Publié le 18 juillet 2016

ENVIRONNEMENT

Climat : comment les entreprises peuvent-elles concrétiser l’Accord de Paris ?

C’est un fait établi. Depuis la COP21, les entreprises jouent un rôle essentiel dans la mise en œuvre de l’accord sur le climat. Mais quels sont les outils à leur disposition ? Parmi les démarches privilégiées, deux instruments émergent : l’économie circulaire et le processus de certification. Illustration avec le groupe L’Oréal et le manufacturier Continental.

L’usine L’Oréal de Libramont produit sa propre énergie grâce au recyclage des effluents et déchets agricoles issus des exploitations et de l’industrie agro-alimentaire de la région.
Philippe Huguen / AFP

Installée à Libramont (Belgique) depuis 1975, l’usine belge du géant de la cosmétique L’Oréal est un site de référence pour le groupe, spécialisé dans la production de produits de coloration pour le marché européen. Son directeur, Etienne Genin, cherche à répondre à une problématique précise : comment produire plus avec le moins d’impact climatique possible ?

La réponse, il la trouve dans l’économie circulaire. Recyclage et neutralité carbone au programme. De quoi s’agit-il ? D’un concept économique dont l’objectif est de produire des biens et des services tout en limitant la consommation et le gaspillage des matières premières, de l’eau et des sources d’énergie.
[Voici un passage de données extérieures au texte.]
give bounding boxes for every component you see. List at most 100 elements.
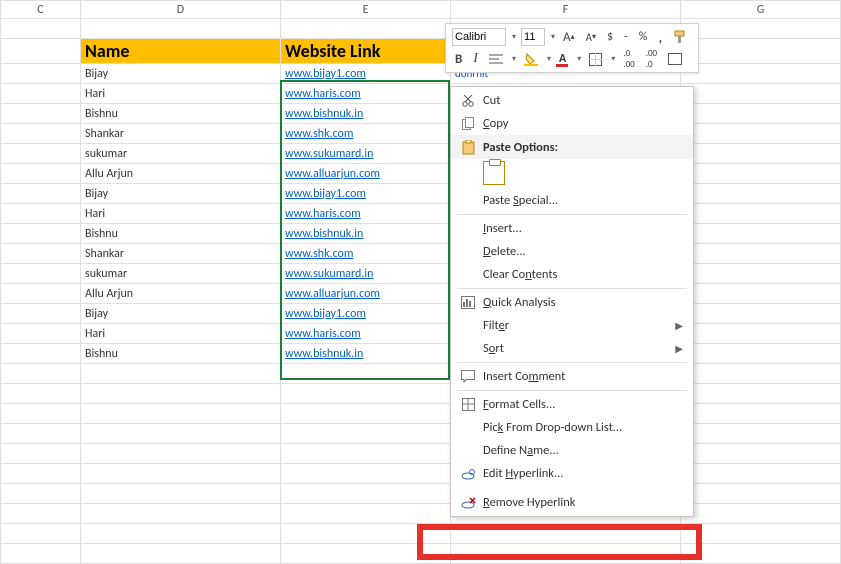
ctx-define-name[interactable]: Define Name... (451, 439, 693, 462)
cell-link[interactable]: www.shk.com (281, 244, 451, 264)
cell-link[interactable]: www.alluarjun.com (281, 284, 451, 304)
size-dropdown-icon[interactable]: ▾ (551, 32, 555, 42)
col-header-g[interactable]: G (681, 1, 841, 19)
table-row[interactable]: Bijaywww.bijay1.comdonrhit (1, 64, 841, 84)
borders-button[interactable] (586, 50, 605, 68)
spreadsheet-grid[interactable]: C D E F G NameWebsite LinkBijaywww.bijay… (0, 0, 841, 564)
cell-name[interactable]: Bijay (81, 184, 281, 204)
font-color-button[interactable]: A (556, 50, 571, 68)
table-row[interactable]: Hariwww.haris.com (1, 324, 841, 344)
table-row[interactable]: Bijaywww.bijay1.com (1, 184, 841, 204)
font-select[interactable] (452, 28, 506, 46)
table-row[interactable]: Bishnuwww.bishnuk.in (1, 104, 841, 124)
column-headers[interactable]: C D E F G (1, 1, 841, 19)
ctx-sort[interactable]: Sort ▶ (451, 337, 693, 360)
cell-name[interactable]: Bijay (81, 304, 281, 324)
cell-link[interactable]: www.sukumard.in (281, 144, 451, 164)
percent-button[interactable]: % (636, 28, 651, 46)
ctx-format-cells[interactable]: Format Cells... (451, 393, 693, 416)
cell-link[interactable]: www.haris.com (281, 84, 451, 104)
ctx-remove-hyperlink[interactable]: Remove Hyperlink (451, 491, 693, 514)
ctx-delete[interactable]: Delete... (451, 240, 693, 263)
separator-dash: - (621, 28, 631, 46)
ctx-edit-hyperlink[interactable]: Edit Hyperlink... (451, 462, 693, 485)
ctx-separator (457, 362, 687, 363)
ctx-clear[interactable]: Clear Contents (451, 263, 693, 286)
cell-name[interactable]: Shankar (81, 244, 281, 264)
table-row[interactable]: Bishnuwww.bishnuk.in (1, 224, 841, 244)
table-row[interactable]: Bishnuwww.bishnuk.in (1, 344, 841, 364)
cell-link[interactable]: www.haris.com (281, 204, 451, 224)
table-row[interactable]: Hariwww.haris.com (1, 204, 841, 224)
cell-name[interactable]: Bijay (81, 64, 281, 84)
table-row[interactable]: Allu Arjunwww.alluarjun.com (1, 164, 841, 184)
cell-link[interactable]: www.alluarjun.com (281, 164, 451, 184)
ctx-insert[interactable]: Insert... (451, 217, 693, 240)
decrease-font-button[interactable]: A▾ (583, 28, 599, 46)
ctx-filter[interactable]: Filter ▶ (451, 314, 693, 337)
cell-link[interactable]: www.bijay1.com (281, 64, 451, 84)
header-name[interactable]: Name (81, 39, 281, 64)
cell-link[interactable]: www.bijay1.com (281, 304, 451, 324)
table-row[interactable]: Shankarwww.shk.com (1, 124, 841, 144)
ctx-copy[interactable]: Copy (451, 112, 693, 135)
table-row[interactable]: Shankarwww.shk.com (1, 244, 841, 264)
col-header-d[interactable]: D (81, 1, 281, 19)
ctx-separator (457, 288, 687, 289)
cell-name[interactable]: Bishnu (81, 104, 281, 124)
quick-analysis-icon (457, 296, 479, 309)
ctx-paste-special[interactable]: Paste Special... (451, 189, 693, 212)
cell-link[interactable]: www.shk.com (281, 124, 451, 144)
cell-name[interactable]: Bishnu (81, 344, 281, 364)
font-size-select[interactable] (521, 28, 545, 46)
table-row[interactable]: Allu Arjunwww.alluarjun.com (1, 284, 841, 304)
comma-style-button[interactable]: , (655, 28, 665, 46)
table-row[interactable]: sukumarwww.sukumard.in (1, 264, 841, 284)
remove-link-icon (457, 496, 479, 509)
font-dropdown-icon[interactable]: ▾ (512, 32, 516, 42)
cell-name[interactable]: Hari (81, 324, 281, 344)
ctx-paste-options-label: Paste Options: (479, 140, 683, 155)
accounting-format-button[interactable]: $ (604, 28, 616, 46)
cell-link[interactable]: www.bishnuk.in (281, 104, 451, 124)
bold-button[interactable]: B (452, 50, 465, 68)
cell-name[interactable]: Allu Arjun (81, 164, 281, 184)
format-icon (457, 398, 479, 411)
cell-name[interactable]: sukumar (81, 144, 281, 164)
cell-link[interactable]: www.haris.com (281, 324, 451, 344)
cell-link[interactable]: www.sukumard.in (281, 264, 451, 284)
ctx-paste-options: Paste Options: (451, 135, 693, 159)
col-header-e[interactable]: E (281, 1, 451, 19)
format-painter-button[interactable] (670, 28, 692, 46)
col-header-c[interactable]: C (1, 1, 81, 19)
table-row[interactable]: Hariwww.haris.com (1, 84, 841, 104)
paste-default-button[interactable] (483, 161, 505, 185)
increase-decimal-button[interactable]: .0.00 (620, 50, 637, 68)
ctx-insert-comment[interactable]: Insert Comment (451, 365, 693, 388)
ctx-pick-list[interactable]: Pick From Drop-down List... (451, 416, 693, 439)
table-row[interactable]: Bijaywww.bijay1.com (1, 304, 841, 324)
italic-button[interactable]: I (470, 50, 481, 68)
cell-link[interactable]: www.bijay1.com (281, 184, 451, 204)
cell-name[interactable]: Allu Arjun (81, 284, 281, 304)
cell-name[interactable]: Hari (81, 84, 281, 104)
table-row[interactable]: sukumarwww.sukumard.in (1, 144, 841, 164)
decrease-decimal-button[interactable]: .00.0 (643, 50, 660, 68)
submenu-arrow-icon: ▶ (675, 319, 683, 332)
ctx-paste-icons-row (451, 159, 693, 189)
cell-link[interactable]: www.bishnuk.in (281, 224, 451, 244)
cell-name[interactable]: Hari (81, 204, 281, 224)
fill-color-button[interactable] (521, 50, 541, 68)
cell-name[interactable]: Shankar (81, 124, 281, 144)
alignment-button[interactable] (486, 50, 506, 68)
ctx-cut[interactable]: Cut (451, 89, 693, 112)
ctx-cut-label: Cut (483, 93, 500, 108)
cell-link[interactable]: www.bishnuk.in (281, 344, 451, 364)
cell-name[interactable]: Bishnu (81, 224, 281, 244)
col-header-f[interactable]: F (451, 1, 681, 19)
merge-button[interactable] (665, 50, 685, 68)
ctx-quick-analysis[interactable]: Quick Analysis (451, 291, 693, 314)
header-link[interactable]: Website Link (281, 39, 451, 64)
increase-font-button[interactable]: A▴ (560, 28, 578, 46)
cell-name[interactable]: sukumar (81, 264, 281, 284)
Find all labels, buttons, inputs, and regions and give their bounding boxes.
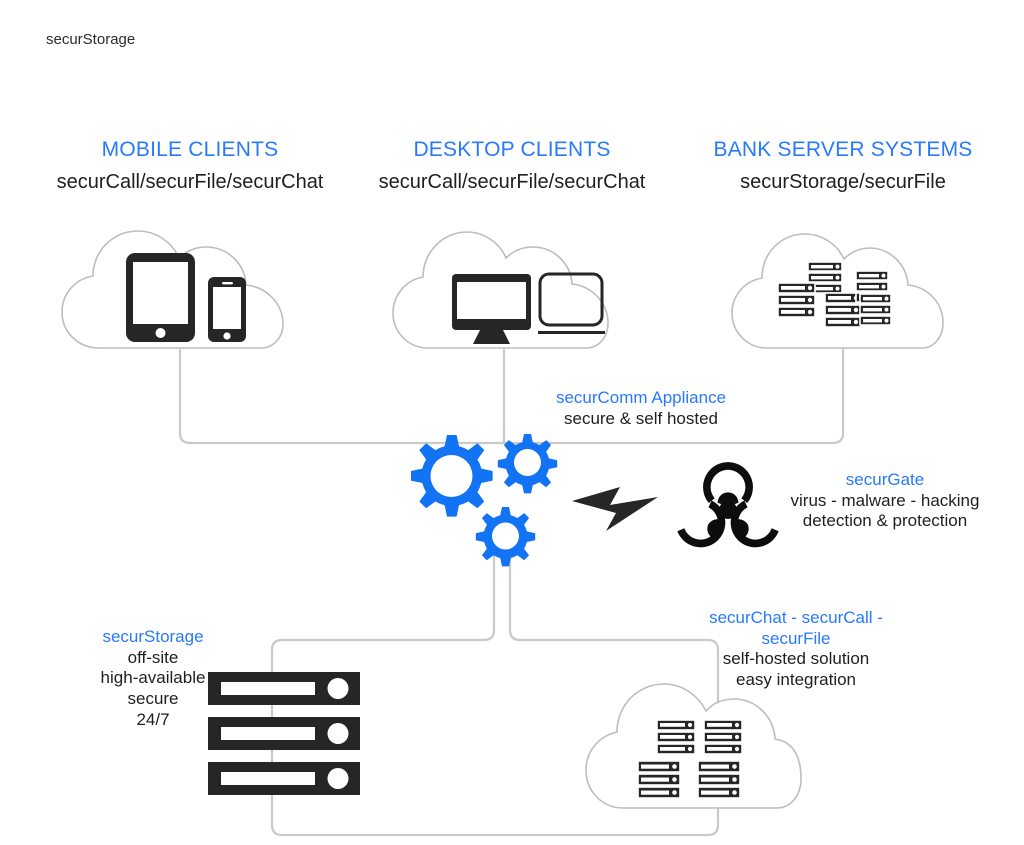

Appliqué sur le site de Libramont, cela signifie que l’usine produit sa propre énergie grâce au recyclage des effluents et déchets agricoles issus des exploitations et de l’industrie agro-alimentaire de la région : le site se trouve en effet dans une zone traditionnellement tournée vers l’agriculture et donc capable de fournir une matière première abondante. En tout, ce sont 54000 tonnes de biomasse qui sont traitées annuellement par le procédé dit de biométhanisation. Cette méthode produit un biogaz qui fournit électricité et chaleur.

Ce procédé a déjà fait ses preuves ailleurs en Europe, notamment en Allemagne, dans l'alimentation énergétique des ménages et agriculteurs. "Mais c'est la première fois qu'il est dimensionné à l'échelle d'un site industriel", souligne Etienne Genin, qui précise qu’avec cette installation, ce sont plus de 11500 tonnes de CO2 qui sont économisées chaque année, soit une diminution de 180% (par rapport à 2005, date de référence du groupe). Et depuis cette année, le site est neutre en carbone.

 

Concilier les problématiques énergétiques et environnementales

 

De l’autre coté du Rhin, à Hanovre, au siège du manufacturier de pneus Continental, la réduction des gaz à effet de serre (GES) fait également partie intégrante de la stratégie environnementale et énergétique du groupe. Ce dernier s’est fixé un objectif de réduction des émissions de CO2 de 20% d’ici 2020. En 2014, elles s’élevaient à 2,64 millions de tonnes.

Pour l’équipementier automobile, pas d’économie circulaire mais l’application d’une norme internationale. Pourquoi ? Parce qu’elle permet de concilier les problématiques énergétiques et environnementales sur l’ensemble du groupe et non sur un établissement en particulier : l’industriel emploie 207 899 salariés répartis sur 430 sites dans 55 pays. 170 d’entre eux font l’objet d’une certification. "Nous voulons être perçus comme une entreprise durable et nous sommes persuadés que les questions liées à l’énergie et à l’environnement sont appelées à interagir de plus en plus", explique Thomas Sewald, responsable environnement du groupe. C’est pour ces deux raisons que Continental a fait le choix d’appliquer en Allemagne et sur ses sites à l’étranger la norme ISO 14001.

L’objectif de ce référentiel né en 1996 est de proposer un cadre de gestion environnementale axée sur la maîtrise de l’énergie, principale source émettrice de CO2. De fait, Continental est un grand consommateur d’énergie : la consommation d’électricité annuelle s’élève à 4,1 millions de MWh. A titre de comparaison, 25 600 MWh représente la consommation d’environ 8500 ménages.

 

Dialogue multisectoriel

 

Quel résultat d'une telle certification ? Depuis 2009, Continental soumet ses émissions de CO2 au CDP (ex carbon Disclosure Project). En 2015, le groupe figurait parmi les leaders climatiques de la branche des équipementiers automobiles. Il obtenait le score de 94 points sur 100, la moyenne se situant à 86 points.

Commentant l’adoption de l’Accord de Paris, Thomas Sewald anticipe des conséquences très importantes pour le secteur industriel. Dans cette optique, Continental a d’ores et déjà engagé un large processus de discussion avec d’autres acteurs multisectoriels afin de "définir une application favorable de la COP21 pour le secteur manufacturier".